UX Researchers will take it further and test various patterns against each other to determine the best approach. They will watch people and observe what they look at and why they choose to click. Sometimes users will seemingly make a mistake but once you get into the user’s head you realize that the designer’s assumption was wrong about how the user will interpret the pattern – so the design is changed to match the user’s perception.
Patterns can also show hierarchy or priority too. For example in UX Design we will make objects on the page more visually dominant to help draw the user’s eye to it – an obvious example is a button. But sometimes we need multiple buttons with various levels of priority. In these cases, we make certain action styles look more and less dominant so that we can point the user to the most commonly used action first. Then we’ll create a style guide to record our visual language so we use patterns consistently It’s a simple common trick, but a good example of why patterns are important in design.

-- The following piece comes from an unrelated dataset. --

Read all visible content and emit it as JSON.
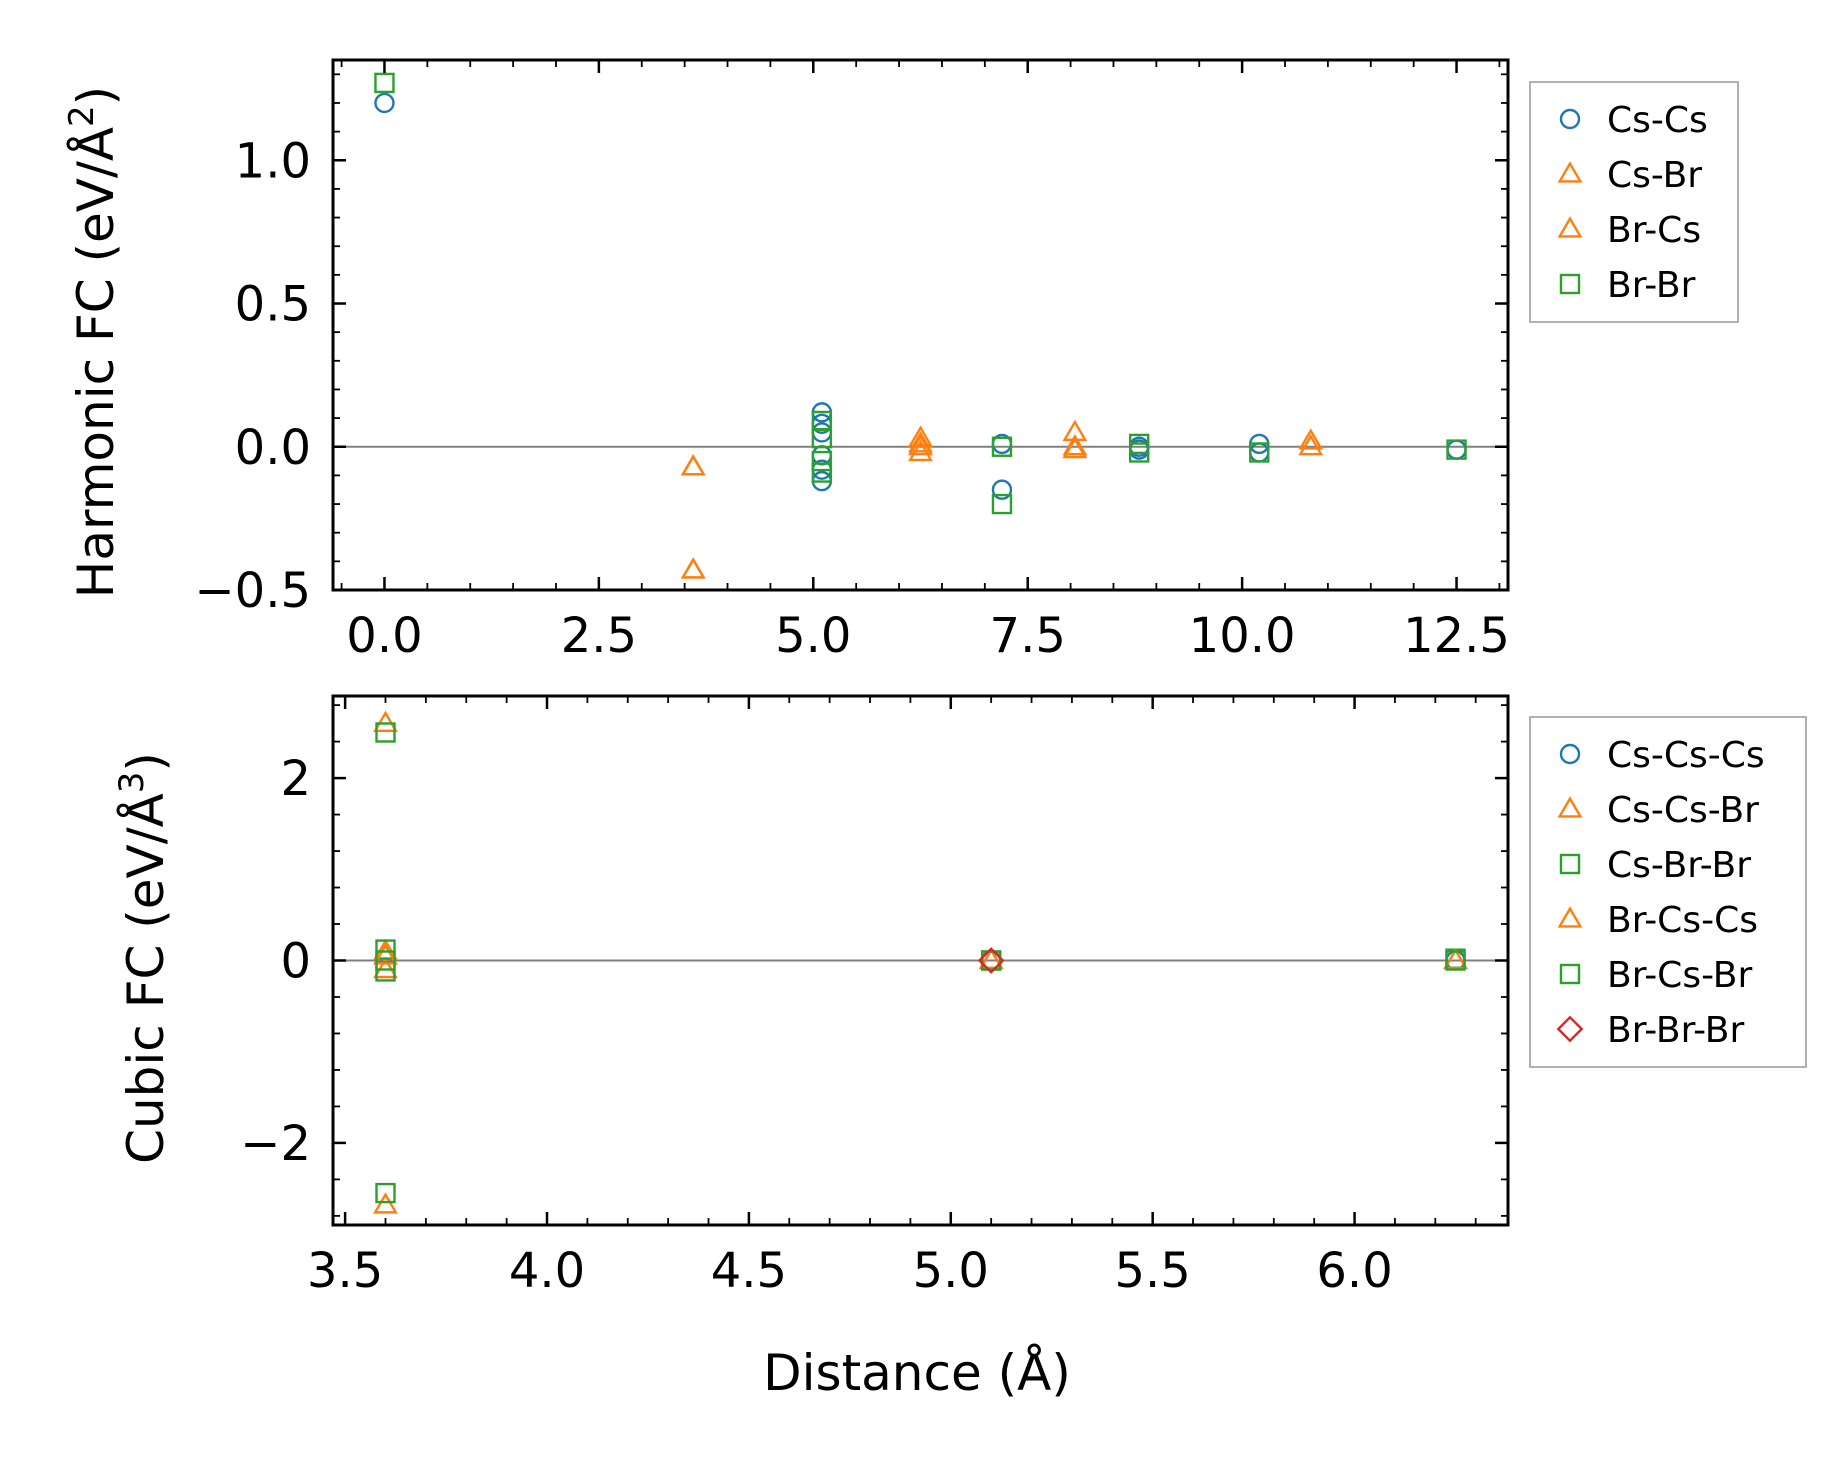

In the title of this post, I chose digital products, architecture, and pottery because these are the three mediums I care about most. I learned to be a potter at a young age and even got my BFA in Ceramics. I studied architecture in school and it’s been my primary area of interest outside of work for many years. For almost three decades I’ve been a digital product designer (and worn many of the associated hats).
In all three of these very different mediums, patterns have always emerged as the glue that ties together anything I’ve designed or created. Essential reading on the topic is A Pattern Language, which comes at this topic from an Architect’s point of view but is totally adaptable for any medium.